Explain the core Terraform workflow: write, init, plan, apply, destroy.
Quick Answer
**Write** HCL configuration describing resources. `terraform init` downloads providers/modules and sets up the backend. `terraform plan` compares configuration against state and the real infrastructure to compute an execution plan (create/update/destroy) without changing anything. `terraform apply` executes that plan (prompting for confirmation) and updates the state file. `terraform destroy` tears down every resource Terraform manages in that configuration. This write → plan → apply loop is the backbone of everyday Terraform usage.
Detailed Answer
Terraform's day-to-day usage boils down to a five-step loop. Understanding what each step actually does (not just its name) is essential.
1. Write
You author .tf files describing resources, variables, and outputs:
resource "aws_s3_bucket" "assets" {
bucket = "my-app-assets"
}
2. terraform init
Prepares the working directory:
- Downloads the providers declared in
required_providers(and records their exact versions/checksums in.terraform.lock.hcl). - Downloads any modules referenced by
source. - Configures the backend (where state will be stored — local file, S3, Terraform Cloud, etc.).
You re-run init whenever you add a provider, add a module, or change the backend config.
3. terraform plan
- Refreshes Terraform's view of real infrastructure (unless disabled).
- Diffs the current state against your configuration.
- Produces an execution plan: which resources will be created, updated in place, or destroyed and recreated — without making any changes.

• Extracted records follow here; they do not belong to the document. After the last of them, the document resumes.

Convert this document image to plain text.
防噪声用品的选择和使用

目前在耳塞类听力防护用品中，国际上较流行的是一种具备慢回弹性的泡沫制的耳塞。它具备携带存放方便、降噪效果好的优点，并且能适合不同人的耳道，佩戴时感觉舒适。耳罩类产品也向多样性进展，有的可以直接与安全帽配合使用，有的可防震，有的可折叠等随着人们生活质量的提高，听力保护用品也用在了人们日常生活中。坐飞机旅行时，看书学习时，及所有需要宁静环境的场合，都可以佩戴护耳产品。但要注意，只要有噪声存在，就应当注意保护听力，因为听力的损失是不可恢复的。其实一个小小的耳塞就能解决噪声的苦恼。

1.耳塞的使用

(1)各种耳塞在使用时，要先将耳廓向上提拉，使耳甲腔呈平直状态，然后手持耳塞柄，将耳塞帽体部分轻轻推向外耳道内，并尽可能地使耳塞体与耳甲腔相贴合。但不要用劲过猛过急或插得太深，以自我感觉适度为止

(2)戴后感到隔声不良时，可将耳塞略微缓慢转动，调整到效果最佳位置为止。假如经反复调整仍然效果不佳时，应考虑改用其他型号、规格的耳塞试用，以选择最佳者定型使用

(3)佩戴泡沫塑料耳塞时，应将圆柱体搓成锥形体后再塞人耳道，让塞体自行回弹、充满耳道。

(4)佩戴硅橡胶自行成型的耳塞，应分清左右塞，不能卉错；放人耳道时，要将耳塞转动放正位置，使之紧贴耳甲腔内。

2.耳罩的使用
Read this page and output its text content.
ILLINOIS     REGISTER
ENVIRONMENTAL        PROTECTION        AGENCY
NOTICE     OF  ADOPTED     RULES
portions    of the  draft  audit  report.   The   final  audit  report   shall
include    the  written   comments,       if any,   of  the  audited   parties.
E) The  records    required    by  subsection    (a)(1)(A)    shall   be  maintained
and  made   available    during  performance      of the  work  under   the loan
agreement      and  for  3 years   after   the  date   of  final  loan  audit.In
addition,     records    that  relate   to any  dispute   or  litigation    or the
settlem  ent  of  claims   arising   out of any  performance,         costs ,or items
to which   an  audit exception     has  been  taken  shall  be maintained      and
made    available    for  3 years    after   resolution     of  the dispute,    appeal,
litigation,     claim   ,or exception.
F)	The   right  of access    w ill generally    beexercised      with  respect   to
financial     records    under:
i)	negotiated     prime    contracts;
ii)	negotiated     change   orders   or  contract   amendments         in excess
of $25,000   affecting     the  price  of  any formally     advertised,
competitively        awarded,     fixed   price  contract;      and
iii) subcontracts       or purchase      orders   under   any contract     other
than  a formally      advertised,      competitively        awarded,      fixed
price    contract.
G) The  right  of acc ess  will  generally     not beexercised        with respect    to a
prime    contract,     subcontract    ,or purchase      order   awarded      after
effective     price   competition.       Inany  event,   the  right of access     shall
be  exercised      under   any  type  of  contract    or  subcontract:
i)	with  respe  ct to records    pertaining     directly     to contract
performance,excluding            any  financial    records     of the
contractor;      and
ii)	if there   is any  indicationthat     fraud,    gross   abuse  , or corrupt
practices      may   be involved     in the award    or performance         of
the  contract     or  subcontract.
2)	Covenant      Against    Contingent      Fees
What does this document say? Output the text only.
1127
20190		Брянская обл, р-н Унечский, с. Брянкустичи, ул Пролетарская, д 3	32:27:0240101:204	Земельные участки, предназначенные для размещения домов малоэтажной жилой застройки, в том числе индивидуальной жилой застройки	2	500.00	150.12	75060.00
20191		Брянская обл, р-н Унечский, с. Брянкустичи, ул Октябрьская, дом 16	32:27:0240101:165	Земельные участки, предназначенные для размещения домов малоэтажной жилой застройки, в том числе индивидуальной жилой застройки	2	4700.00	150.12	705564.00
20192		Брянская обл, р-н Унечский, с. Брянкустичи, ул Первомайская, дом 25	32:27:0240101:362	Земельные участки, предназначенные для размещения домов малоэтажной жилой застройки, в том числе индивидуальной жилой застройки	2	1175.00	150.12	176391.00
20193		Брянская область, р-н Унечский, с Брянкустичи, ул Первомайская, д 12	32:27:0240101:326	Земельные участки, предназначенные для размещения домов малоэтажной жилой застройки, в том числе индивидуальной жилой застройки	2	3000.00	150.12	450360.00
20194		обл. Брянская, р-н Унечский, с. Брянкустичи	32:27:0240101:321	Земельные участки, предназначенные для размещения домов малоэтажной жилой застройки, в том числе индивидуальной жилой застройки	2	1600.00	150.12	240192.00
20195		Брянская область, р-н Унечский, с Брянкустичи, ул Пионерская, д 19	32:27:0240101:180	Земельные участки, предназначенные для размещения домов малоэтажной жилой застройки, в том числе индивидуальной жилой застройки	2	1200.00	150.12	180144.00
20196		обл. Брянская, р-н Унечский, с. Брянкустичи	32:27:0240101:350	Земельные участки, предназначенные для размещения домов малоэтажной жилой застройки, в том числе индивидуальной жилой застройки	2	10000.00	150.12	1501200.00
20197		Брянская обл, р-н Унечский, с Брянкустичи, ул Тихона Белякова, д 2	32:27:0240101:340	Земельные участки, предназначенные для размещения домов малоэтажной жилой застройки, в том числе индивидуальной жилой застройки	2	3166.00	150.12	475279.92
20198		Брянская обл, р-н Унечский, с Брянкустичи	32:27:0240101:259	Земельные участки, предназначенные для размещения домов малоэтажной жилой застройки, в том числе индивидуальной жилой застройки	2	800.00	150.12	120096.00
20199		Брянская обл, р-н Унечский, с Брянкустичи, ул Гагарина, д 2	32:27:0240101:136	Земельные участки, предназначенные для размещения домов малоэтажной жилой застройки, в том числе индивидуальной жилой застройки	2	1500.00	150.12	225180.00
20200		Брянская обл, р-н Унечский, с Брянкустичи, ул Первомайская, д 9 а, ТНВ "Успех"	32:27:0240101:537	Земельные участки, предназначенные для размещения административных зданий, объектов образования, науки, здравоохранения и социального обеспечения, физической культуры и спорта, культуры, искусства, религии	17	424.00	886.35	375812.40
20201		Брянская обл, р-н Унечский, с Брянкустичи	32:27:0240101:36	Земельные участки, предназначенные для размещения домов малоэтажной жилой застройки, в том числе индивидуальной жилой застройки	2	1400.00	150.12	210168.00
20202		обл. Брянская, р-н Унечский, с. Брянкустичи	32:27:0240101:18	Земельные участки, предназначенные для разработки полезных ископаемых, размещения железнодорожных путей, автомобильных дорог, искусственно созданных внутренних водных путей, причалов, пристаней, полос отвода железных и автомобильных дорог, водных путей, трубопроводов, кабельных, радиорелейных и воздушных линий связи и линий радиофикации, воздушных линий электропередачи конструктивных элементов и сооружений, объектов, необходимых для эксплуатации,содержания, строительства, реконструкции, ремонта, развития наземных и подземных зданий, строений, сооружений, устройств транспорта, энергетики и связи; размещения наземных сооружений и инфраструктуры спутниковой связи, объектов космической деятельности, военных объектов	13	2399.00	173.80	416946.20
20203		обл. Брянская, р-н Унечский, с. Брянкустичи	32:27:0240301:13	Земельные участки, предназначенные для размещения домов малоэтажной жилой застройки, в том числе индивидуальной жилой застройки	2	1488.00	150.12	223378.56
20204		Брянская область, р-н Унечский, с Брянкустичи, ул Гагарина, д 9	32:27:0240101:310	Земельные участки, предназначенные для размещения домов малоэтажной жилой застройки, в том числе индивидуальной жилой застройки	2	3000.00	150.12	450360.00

Plan: 2 to add, 1 to change, 0 to destroy.
This is the "code review" step — plan output is what gets read/approved before anything happens.
4. terraform apply
- Re-runs (or reuses, if given a saved plan file) the plan.
- Prompts for confirmation (
yes), unless run non-interactively with-auto-approve(typically only in CI after a review gate). - Executes the necessary provider API calls in dependency order.
- Writes the results back into the state file.
5. terraform destroy
- Computes a plan that destroys every resource the current configuration manages.
- Used to tear down throwaway environments (feature branches, temporary test infra) — rarely run against production directly.
The loop in practice
In real projects this isn't a strict five-step waterfall — you cycle write → plan → apply continuously as you iterate, with init re-run only when dependencies change, and destroy reserved for cleanup. The discipline of always running plan before apply (and reading its output) is what makes Terraform changes safe and predictable.